久しぶりに一人で入る風呂は、汀には悪いが、やはりゆっくりできるし落ち着いた。
風呂から上がると、清正が日本酒を運んでいるところだった。薩摩切子のグラスと揃いの銚子をリビングテーブルに並べる。道具の選択に光は満足した。

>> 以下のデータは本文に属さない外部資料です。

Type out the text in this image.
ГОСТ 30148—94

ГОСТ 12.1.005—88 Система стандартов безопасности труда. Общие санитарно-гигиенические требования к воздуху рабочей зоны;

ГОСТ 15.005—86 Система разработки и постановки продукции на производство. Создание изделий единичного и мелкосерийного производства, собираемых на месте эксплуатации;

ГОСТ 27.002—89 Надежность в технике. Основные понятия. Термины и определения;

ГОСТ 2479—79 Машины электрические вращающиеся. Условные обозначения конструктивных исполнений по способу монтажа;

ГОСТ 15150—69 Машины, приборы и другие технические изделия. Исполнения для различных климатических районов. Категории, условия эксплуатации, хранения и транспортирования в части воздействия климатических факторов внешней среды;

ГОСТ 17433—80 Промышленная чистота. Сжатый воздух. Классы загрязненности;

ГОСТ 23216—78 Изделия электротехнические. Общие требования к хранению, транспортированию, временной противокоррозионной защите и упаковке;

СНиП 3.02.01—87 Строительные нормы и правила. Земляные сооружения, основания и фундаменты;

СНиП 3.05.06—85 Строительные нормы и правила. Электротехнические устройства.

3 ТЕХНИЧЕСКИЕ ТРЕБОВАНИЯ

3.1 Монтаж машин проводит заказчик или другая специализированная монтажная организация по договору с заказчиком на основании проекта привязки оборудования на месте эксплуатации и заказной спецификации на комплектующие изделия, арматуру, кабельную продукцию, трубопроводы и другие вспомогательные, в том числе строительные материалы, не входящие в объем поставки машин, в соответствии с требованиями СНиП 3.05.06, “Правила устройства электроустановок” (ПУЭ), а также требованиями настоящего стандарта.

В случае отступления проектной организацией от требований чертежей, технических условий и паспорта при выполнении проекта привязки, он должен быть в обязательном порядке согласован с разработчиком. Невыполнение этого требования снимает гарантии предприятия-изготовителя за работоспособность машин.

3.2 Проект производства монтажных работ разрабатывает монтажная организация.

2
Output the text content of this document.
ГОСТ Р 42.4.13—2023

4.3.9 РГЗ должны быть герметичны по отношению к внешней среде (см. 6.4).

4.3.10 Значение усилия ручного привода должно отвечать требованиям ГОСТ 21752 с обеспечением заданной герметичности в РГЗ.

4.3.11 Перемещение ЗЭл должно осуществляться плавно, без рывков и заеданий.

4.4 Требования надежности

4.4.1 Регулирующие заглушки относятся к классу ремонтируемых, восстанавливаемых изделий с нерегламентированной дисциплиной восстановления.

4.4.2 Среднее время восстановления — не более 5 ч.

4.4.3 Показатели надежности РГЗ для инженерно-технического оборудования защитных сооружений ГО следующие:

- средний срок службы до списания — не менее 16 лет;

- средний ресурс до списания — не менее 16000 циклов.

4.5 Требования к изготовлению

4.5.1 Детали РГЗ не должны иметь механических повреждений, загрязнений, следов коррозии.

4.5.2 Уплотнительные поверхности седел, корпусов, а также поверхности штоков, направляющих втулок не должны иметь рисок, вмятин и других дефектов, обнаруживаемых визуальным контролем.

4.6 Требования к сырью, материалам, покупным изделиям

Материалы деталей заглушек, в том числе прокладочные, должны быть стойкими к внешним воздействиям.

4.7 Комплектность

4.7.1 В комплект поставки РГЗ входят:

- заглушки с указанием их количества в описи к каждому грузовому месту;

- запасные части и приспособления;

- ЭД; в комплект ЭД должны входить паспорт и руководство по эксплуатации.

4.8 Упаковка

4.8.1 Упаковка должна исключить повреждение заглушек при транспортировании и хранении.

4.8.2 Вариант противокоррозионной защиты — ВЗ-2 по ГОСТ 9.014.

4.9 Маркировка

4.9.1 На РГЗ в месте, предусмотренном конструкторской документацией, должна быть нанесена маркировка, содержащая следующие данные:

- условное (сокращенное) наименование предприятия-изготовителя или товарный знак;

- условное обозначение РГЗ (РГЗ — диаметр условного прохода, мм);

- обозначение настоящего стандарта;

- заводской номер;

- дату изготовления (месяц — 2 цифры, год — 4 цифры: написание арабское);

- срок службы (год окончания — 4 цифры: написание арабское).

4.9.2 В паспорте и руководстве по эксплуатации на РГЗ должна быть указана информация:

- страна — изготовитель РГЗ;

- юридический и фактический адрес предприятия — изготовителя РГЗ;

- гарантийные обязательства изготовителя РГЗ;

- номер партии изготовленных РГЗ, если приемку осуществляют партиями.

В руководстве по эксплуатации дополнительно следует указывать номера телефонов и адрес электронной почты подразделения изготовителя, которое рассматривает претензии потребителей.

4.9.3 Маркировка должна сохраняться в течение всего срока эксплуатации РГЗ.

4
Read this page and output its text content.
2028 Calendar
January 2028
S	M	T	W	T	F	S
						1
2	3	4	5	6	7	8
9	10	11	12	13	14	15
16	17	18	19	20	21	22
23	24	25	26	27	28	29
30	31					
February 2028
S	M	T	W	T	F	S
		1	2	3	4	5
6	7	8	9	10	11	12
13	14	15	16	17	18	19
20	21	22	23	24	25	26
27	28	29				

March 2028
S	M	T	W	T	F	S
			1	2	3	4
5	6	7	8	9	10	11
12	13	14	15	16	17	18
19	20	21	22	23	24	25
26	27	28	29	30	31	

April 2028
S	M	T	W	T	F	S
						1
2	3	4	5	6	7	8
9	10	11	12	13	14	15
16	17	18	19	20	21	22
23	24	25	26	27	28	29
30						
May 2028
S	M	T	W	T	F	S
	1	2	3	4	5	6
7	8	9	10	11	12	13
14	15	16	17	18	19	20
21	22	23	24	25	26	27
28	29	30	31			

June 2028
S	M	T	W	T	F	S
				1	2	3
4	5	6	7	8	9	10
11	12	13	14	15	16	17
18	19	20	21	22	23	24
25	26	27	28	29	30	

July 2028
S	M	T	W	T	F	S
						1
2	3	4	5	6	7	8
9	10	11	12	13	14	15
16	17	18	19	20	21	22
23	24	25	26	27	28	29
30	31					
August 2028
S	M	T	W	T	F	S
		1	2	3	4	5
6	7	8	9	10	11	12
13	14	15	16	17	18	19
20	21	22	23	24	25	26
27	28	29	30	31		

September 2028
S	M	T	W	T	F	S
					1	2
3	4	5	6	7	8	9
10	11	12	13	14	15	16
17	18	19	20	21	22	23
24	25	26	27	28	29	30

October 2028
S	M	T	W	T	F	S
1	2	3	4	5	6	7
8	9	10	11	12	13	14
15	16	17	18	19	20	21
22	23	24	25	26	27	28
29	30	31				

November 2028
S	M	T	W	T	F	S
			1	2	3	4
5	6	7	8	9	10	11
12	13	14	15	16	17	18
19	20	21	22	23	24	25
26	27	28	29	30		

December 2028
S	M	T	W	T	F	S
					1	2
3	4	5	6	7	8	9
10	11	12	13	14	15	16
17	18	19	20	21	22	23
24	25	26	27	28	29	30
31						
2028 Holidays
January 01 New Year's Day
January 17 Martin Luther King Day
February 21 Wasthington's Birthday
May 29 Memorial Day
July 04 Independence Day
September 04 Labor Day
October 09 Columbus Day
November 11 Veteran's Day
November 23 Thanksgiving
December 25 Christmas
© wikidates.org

「次長が餞別にくれた。故郷の地酒らしい。光も飲むか」
「うん。少しもらう」
グラスは初めから二つ出ていた。
清正の手で酌をされて冷酒を口に含む。すっきりとした口当たりが爽やかだった。
「清正って、けっこう酒飲むの?」
「たまにな。飲んで、勢いつけたい時もあるし」
「何の勢い?」
首を傾げる間に、清正が隣に移動してきた。光の手からグラスを取ってテーブルに戻す。
「な、何だよ」
「何だよじゃないだろ。おまえ、この前俺が言ったこと、もう忘れたのか」
何か言われただろうか。本気でそう思った。
「忘れたんだな」
「えっと……」
清正の手が腰に回る。
「一度触ったら我慢できなくなる。そう言っただろ。これからどうなっても、全部光のせいだって教えたはずだ」
驚いて清正の顔を見た。
「だ、だって、おまえ、男とは……」
「ああ、男に欲情したことはない」
たぶんゲイでもない、と付け加える。
「だったら、なんで……」
「しょうがないだろ。俺だって、ずっと困ってたんだ。ずっと、光にしか欲情しない」
何を言っているのだ、さんざん多くの女性と浮名を流しておいて、ぬけぬけと勝手なことを言うなと必死に責めれば、たまたま誘われて流されていただけだと、言い訳にもならないことを口にする。
その間に、小さく唇を啄まれた。
「な、な……」
「そろそろ黙れよ、光」
再び唇を塞がれ、そのまま押し倒される。
何が起こっているのかわからなかった。
顎を掴まれて無理やり口を開かされて、中を舐められた。舌先が触れ合った瞬間、頭の芯で火花が弾けたように脳が白く焼けた。感電したのかと思うくらい、身体中が痺れた。
「ん、ん、んん……っ」
もがいて押し返そうとすると、パジャマの裾から大きな手のひらが忍び込んできて、するりと脇腹を撫でた。
「あ……っ」
「いい声」
唇が首筋を辿る。
身体の形を確かめるように、指が肌の上を這い上った。腰骨を撫でられて、ぞくぞくと肌が粟立つ。ふだんは定期的に処理するだけの、ほとんど放置している股間が熱を持ち始めた。
「や、やだ。清正……、なんでこんなこと」
「本当に嫌だったらやめる。どこまでならしていい?」
「ど、ど、どこまで……?」
どこまでって、何がだ。
「わかんない」
泣きそうな声で答えて首を振ると、清正が呻いた。
「予想はしてたけど、おまえ可愛すぎるぞ。いきなり全部受け入れろとは言わないけど、いつまで我慢できるか自信ない」
ぎゅっと抱きしめられて、こめかみにキスが落とされる。